The project is about predicting online payment fraud. The Online Payments Fraud Detection [https://www.kaggle.com/datasets/rupakroy/online-payments-fraud-detection-dataset] dataset has been collected from Kaggle. The dataset description has been provided in Kaggle.
There are eight steps of the project.
i. Data Preprocessing
ii. Exploratory Data Analysis (EDA)
iii. Feature Engineering
iv. Data Visualisation
v. Feature Selection
vi. Model Ealuation
vii. Best Model Selection and Comparision
viii. Final Result
Data preprocessing is the process of cleaning, transforming, and organizing raw data to make it suitable for analysis or machine learning models. The key steps for data preprocessing are:
The preprocessing begins with a data quality check where the dataset is examined for missing values and duplicate records. A custom function is implemented to compute the number of null values across all features and to count duplicated rows. This ensures that the dataset is clean and free from redundant or incomplete entries before further transformations are applied.
The original transaction type column is preserved as "type_category" while being numerically encoded into "type" using Label Encoding to enable machine learning algorithms to process these categorical values.
Exploratory Data Analysis (EDA) is the process of examining and visualizing datasets to summarize their main characteristics. The goal of EDA is to understand the structure, patterns, and anomalies in the data, helping to make informed decisions about data cleaning, feature selection, and modeling techniques. The EDA steps applied here are:
The EDA begins with a statistical overview of the dataset using the describe() function, which provides insights into the central tendencies, spread, and shape of each numerical feature. This includes metrics like mean, median, minimum, maximum, and standard deviation.
Histograms of numerical features showed highly skewed distributions, particularly for transaction amounts and account balances.
To analyze class balance, the isFraud column—which indicates whether a transaction is fraudulent (1) or not (0)—is explored using value counts and a count plot. The visualization reveals a significant class imbalance between fraudulent and normal transactions, with far fewer fraudulent transactions compared to normal ones.
Count plots revealed the distribution of different transaction types (CASH_OUT, PAYMENT, CASH_IN, TRANSFER, DEBIT).
A heatmap between fraud and transaction types demonstrated that certain transaction types (like TRANSFER and CASH_OUT) were more associated with fraudulent activities. This targeted insight helps narrow the focus for fraud detection models and investigations.
Box and violin plots compared key features (amount, balances) between fraudulent and legitimate transactions, revealing significant differences in their distributions.

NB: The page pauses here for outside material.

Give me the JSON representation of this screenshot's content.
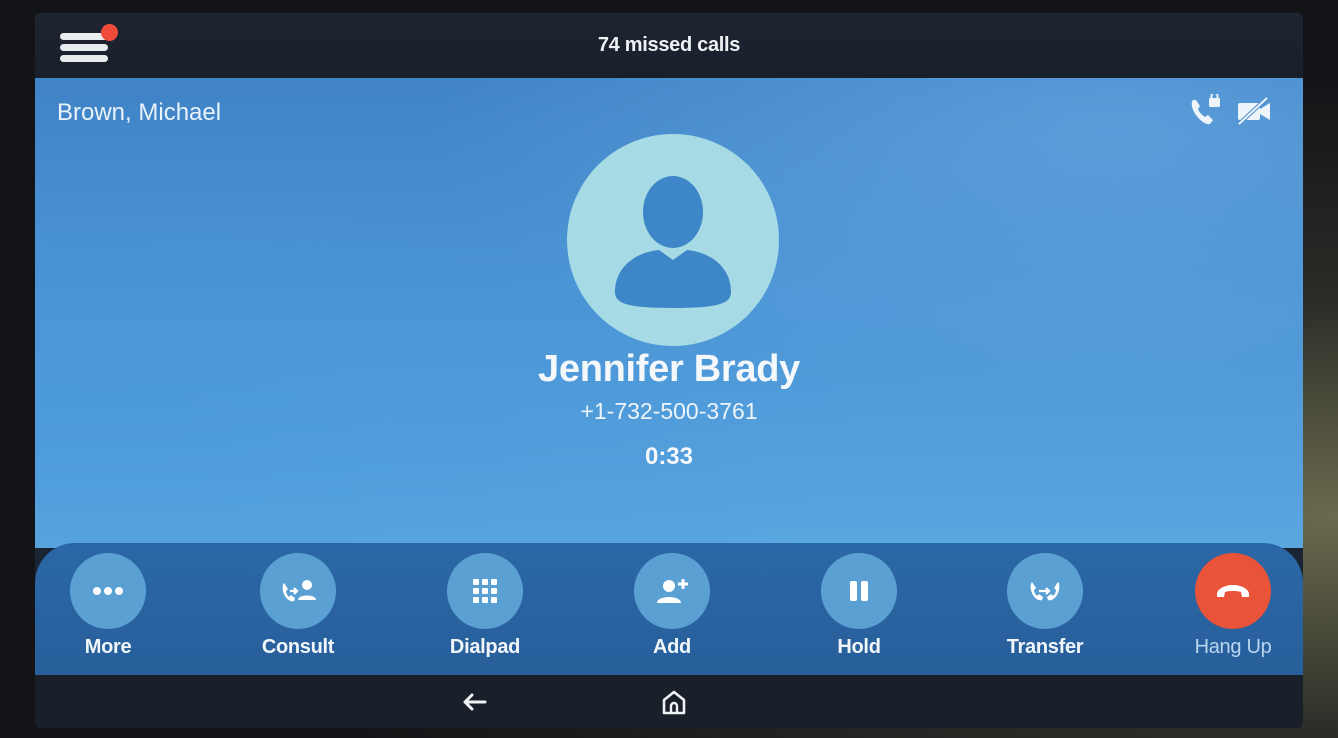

The analysis shows that fraudulent transactions typically involve high amounts and originate from accounts with large balances, which are often drained completely. The destination accounts usually have low initial balances, suggesting that fraudsters use new or inactive accounts to avoid detection and maximize their gains.
Feature engineering is the process of creating, transforming, or selecting data features to improve the performance of machine learning models.

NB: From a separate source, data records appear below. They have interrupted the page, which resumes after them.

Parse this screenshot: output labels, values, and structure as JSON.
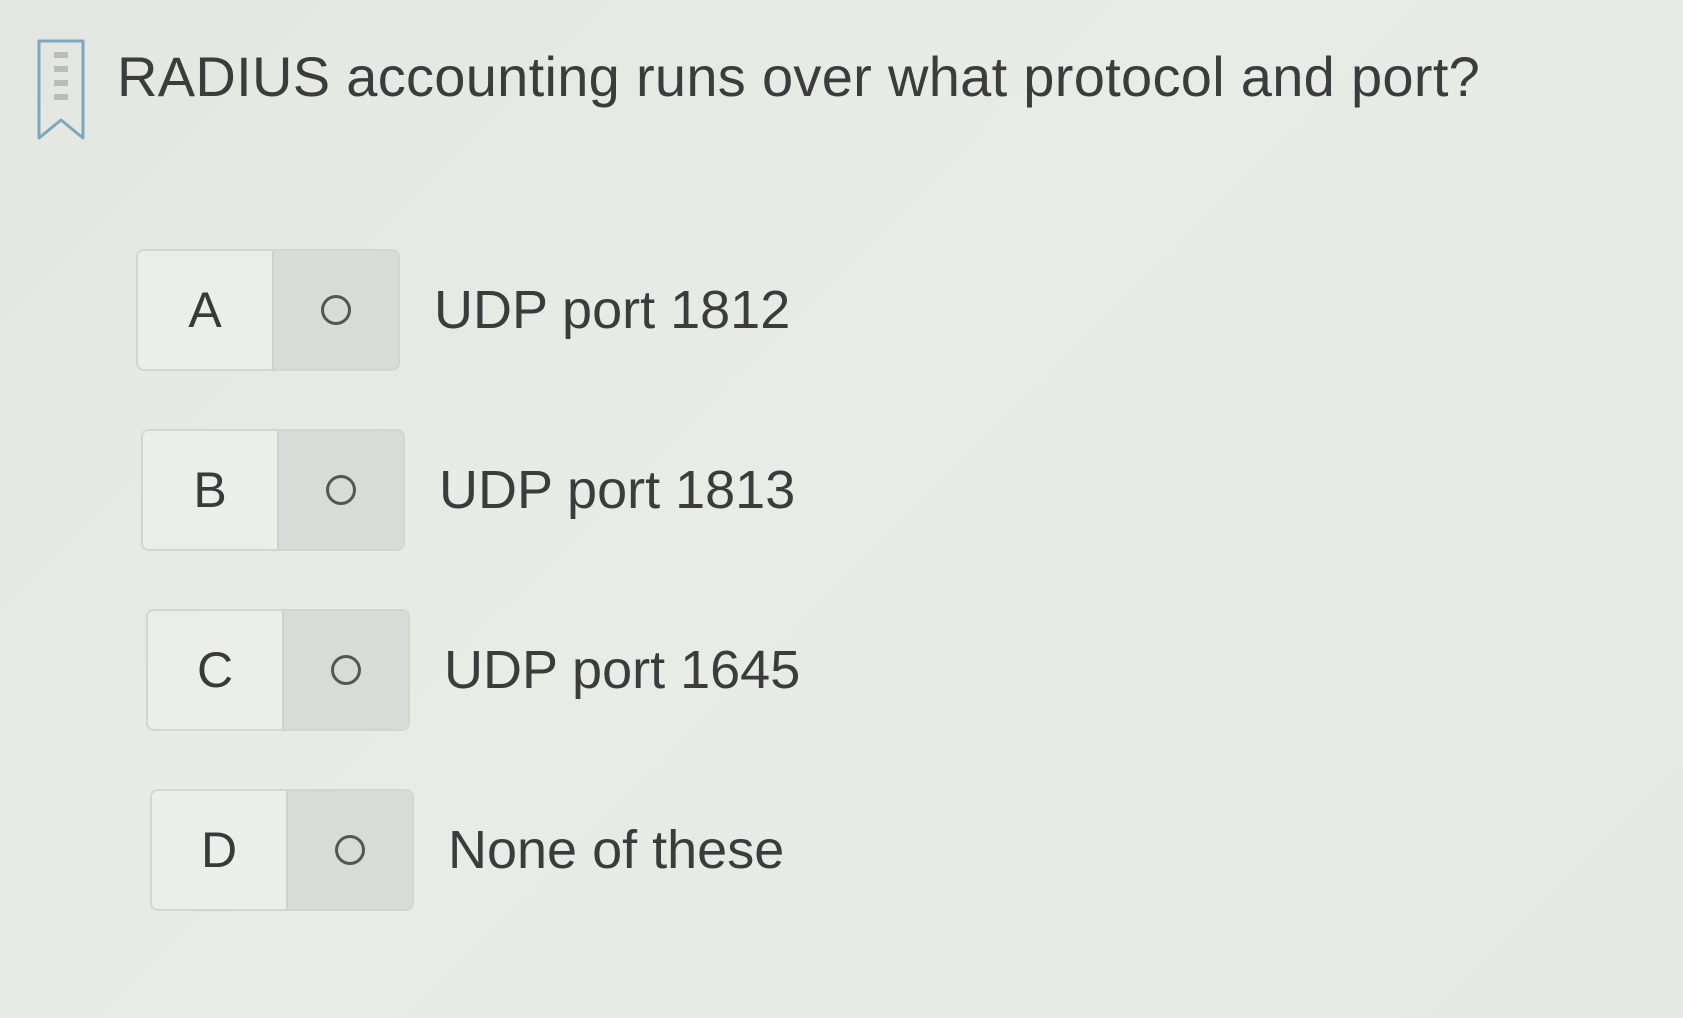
{
  "question": {
    "text": "RADIUS accounting runs over what protocol and port?",
    "bookmark_icon": "bookmark-icon"
  },
  "options": [
    {
      "letter": "A",
      "text": "UDP port 1812"
    },
    {
      "letter": "B",
      "text": "UDP port 1813"
    },
    {
      "letter": "C",
      "text": "UDP port 1645"
    },
    {
      "letter": "D",
      "text": "None of these"
    }
  ]
}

The analysis reveals that fraudulent transactions are limited to only two types: cashout (4100 cases) and transfer (4097 cases), while the remaining types—payment, debit, and cash_in—show no instances of fraud. This suggests that fraudsters tend to target cashout and transfer methods, likely because these transaction types offer easier ways to move or withdraw funds.
Assigning different weights to transaction types based on their fraud likelihood.
Creating categorical bins for transaction amounts and calculating fraud risk for each bin.
Implementing multiple scaling methods (MinMax, Standard, Robust) to normalize features, with clear visualization of their effects. After analyzing their comparative effects to evaluate the impact of each method on data distribution and outlier handling Robust method outperfomed the others
To handle skewed distributions and reduce the impact of large outliers, log transformations are applied to some of the balance difference features. This helps normalize the data and makes patterns more discernible for algorithms sensitive to scale.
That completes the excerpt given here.